Başak Tarlasında 3 Merkür Terazi

Bu yazıyı yazmaya Türk Edebiyatı’nın güçlü ve naif kadın yazarı; Tezer Özlü’nün az sonra paylaşacağım “Yaşamın Ucuna Yolculuk” kitabının ilk sayfasını okuduğum anda karar verdim. Çünkü her şey, başak tarlasında yol alan 3 Merkür Terazi’nin gece karanlığında birbirlerini görmesiyle başlıyordu.
“ Yılın bu en güzel ilkbahar gününde bir an, bir saat ya da süresizlik gibi algıladığım bu belirsiz sürede “ Acının durgunluğunu” okurken tüylerim ürperiyor. Pavese’nin doğduğu gün doğduğuma şaşarak öğreniyorum.9 Eylül Ben gece yarısından sonra. Ama Anadolu’da gece yarısı geçtiğinde, S. Stefano Belbo’da henüz belki de gece yarısı olmamıştı. Aynı gün. Aynı yıl değilse de. Ben onun intiharından yedi yıl önce. Niçin burada hep Pavese okuyorum. Zamanı kaldıran olgu, hep benimle birlik kılıyor onu. İstanbul’da da okumadım mı? Yüreğimin atışlarını, gözümün algıladığı tüm görüntüleri yalnız onun çizdiği resimlerle, onun biçimlediği tümcelerle, onun bulduğu sözcüklerle birleştiriyorum. Nedir? Benliğimi bu denli onunla özdeşleştirmemin nedeni nedir?”
Satırları okuduğum anda, gizem dolu bir sandığın kapağını aralamaya hemen can attım tabii. Eğer Astroloji’nin kadim bilgeliği yaşamımda olmasaydı belki de “çok ilginç” der geçerdim. Ama daha derin sulara dalmak için elimde çalışan çok fazla teknik var. Önce Tezer Özlü’nün doğum haritasını çıkarıyorum. Tam doğum saatini bilemediğim için Güneş’i 1. Eve çekerek bakıyorum.

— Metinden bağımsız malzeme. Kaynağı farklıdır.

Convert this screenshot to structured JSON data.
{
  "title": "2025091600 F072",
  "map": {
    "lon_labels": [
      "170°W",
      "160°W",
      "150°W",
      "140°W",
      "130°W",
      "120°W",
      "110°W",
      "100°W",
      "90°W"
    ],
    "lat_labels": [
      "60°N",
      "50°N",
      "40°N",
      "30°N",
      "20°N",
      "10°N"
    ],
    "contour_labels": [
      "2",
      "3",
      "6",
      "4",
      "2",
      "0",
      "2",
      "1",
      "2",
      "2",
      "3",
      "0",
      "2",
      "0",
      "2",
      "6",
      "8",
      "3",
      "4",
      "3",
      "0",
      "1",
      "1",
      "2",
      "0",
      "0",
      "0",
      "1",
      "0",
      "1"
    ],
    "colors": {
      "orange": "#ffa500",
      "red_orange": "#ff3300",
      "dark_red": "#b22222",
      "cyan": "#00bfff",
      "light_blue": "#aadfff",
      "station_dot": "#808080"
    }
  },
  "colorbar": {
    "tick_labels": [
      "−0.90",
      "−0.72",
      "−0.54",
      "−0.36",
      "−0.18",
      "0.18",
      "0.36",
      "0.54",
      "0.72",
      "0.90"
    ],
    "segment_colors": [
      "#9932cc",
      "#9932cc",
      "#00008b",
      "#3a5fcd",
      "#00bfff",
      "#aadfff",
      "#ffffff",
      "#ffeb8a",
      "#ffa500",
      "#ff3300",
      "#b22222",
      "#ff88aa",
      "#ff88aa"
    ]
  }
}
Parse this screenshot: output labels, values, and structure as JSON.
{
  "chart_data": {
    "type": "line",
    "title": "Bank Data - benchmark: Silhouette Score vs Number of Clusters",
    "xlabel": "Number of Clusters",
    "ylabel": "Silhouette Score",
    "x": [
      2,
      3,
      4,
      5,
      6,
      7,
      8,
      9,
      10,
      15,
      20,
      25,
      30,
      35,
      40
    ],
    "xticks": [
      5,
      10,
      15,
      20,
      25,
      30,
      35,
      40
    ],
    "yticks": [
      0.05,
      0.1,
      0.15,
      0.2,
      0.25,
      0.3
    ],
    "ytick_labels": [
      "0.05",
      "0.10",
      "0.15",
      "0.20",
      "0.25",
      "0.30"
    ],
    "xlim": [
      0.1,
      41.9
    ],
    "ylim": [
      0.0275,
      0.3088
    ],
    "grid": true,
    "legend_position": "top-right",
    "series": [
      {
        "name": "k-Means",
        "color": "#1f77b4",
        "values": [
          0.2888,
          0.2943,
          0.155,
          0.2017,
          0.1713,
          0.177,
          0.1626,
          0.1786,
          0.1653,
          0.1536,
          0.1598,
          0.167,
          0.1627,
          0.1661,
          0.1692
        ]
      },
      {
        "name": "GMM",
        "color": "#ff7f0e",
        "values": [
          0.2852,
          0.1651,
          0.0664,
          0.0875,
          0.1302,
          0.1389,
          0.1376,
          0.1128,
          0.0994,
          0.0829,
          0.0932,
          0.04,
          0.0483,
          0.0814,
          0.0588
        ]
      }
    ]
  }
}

Güneş’i Başak Burcuna, Merkür de Terazi Burcuna yerleşmiş. O an suratımda sadece Astroloji öğrenmeye meraklı birinin anlayabileceği yarı şaşkın yarı aydınlanma dolu sırıtması yerleşiyor. Çünkü okurken en çok kendimi hissettiğim Tezer Özlü’nün doğduğu günden 45 yıl sonra benim Güneş’im ve Merkür’ümde aynı burca yerleşmişti. Ardından Cesare Pavese’nin doğum haritasını çıkarıyorum. Yine o anda yaşamdaki örüntülerin peşine düşmüş herkesin anlayacağı o tuhaf “ Yok Artık” dediği gülümseme yayılıyor yüzüme. Çünkü; Cesare Pavese’nin de Güneş’i Başak, Merkür’ü Terazi Burcundaydı. Cesare’nin Merkür’ü USB( Güneş ışıkları altında) iken Özlü’nün Merkür’ü (Combust ) yanıktı. İkisinin de haritasında Merkür, Güneş dominasyonu altındaydı. Eğer sevgili Tezer Özlü yaşasaydı tüm Venüs Yengeçliğimle kendisine bu durumu anlatan bir mektup yazardım sanırım. (Böyle bir durumda e- mail atmak yavan kalabilir diye düşündüm.)
“Nedir? Benliğimi bu denli onunla özdeşleştirmemin nedeni nedir?” diye soran Tezer Özlü’nün, Pavese ile iletişim kurma şekilleri, fikirleri (Merkür) hemen hemen aynı çalışıyor. Ayrıca Güneş’in Başak Burcunda ve Merkürlerinin yanık ve USB olmasından kaynaklı ikisinin de bilinç, kimlik, yaratıcılık, gerçeklik gibi konularda ne kadar detaycı ve eleştirel olduklarını ortaya koyuyor. Her iki yazarda hayatlarının bir döneminde intihar etmişlerdir. Tezer Özlü yaşama yeniden döndürülebilse de, maalesef Cesare Pavese tek başına bir otel odasın da günlüğü dışında tüm notlarını yok ederek 26.08.1950’de henüz 42 yaşında iken uyku hapı içerek yaşama veda etmiştir. Tezer Özlü’de tıpkı doğum günlerinde olduğu gibi bu sefer 1 gün değil 1 yaş arayla, 43 yaşında göğüs kanserine yenik düşerek çok erken yaşta yaşama veda etmiştir.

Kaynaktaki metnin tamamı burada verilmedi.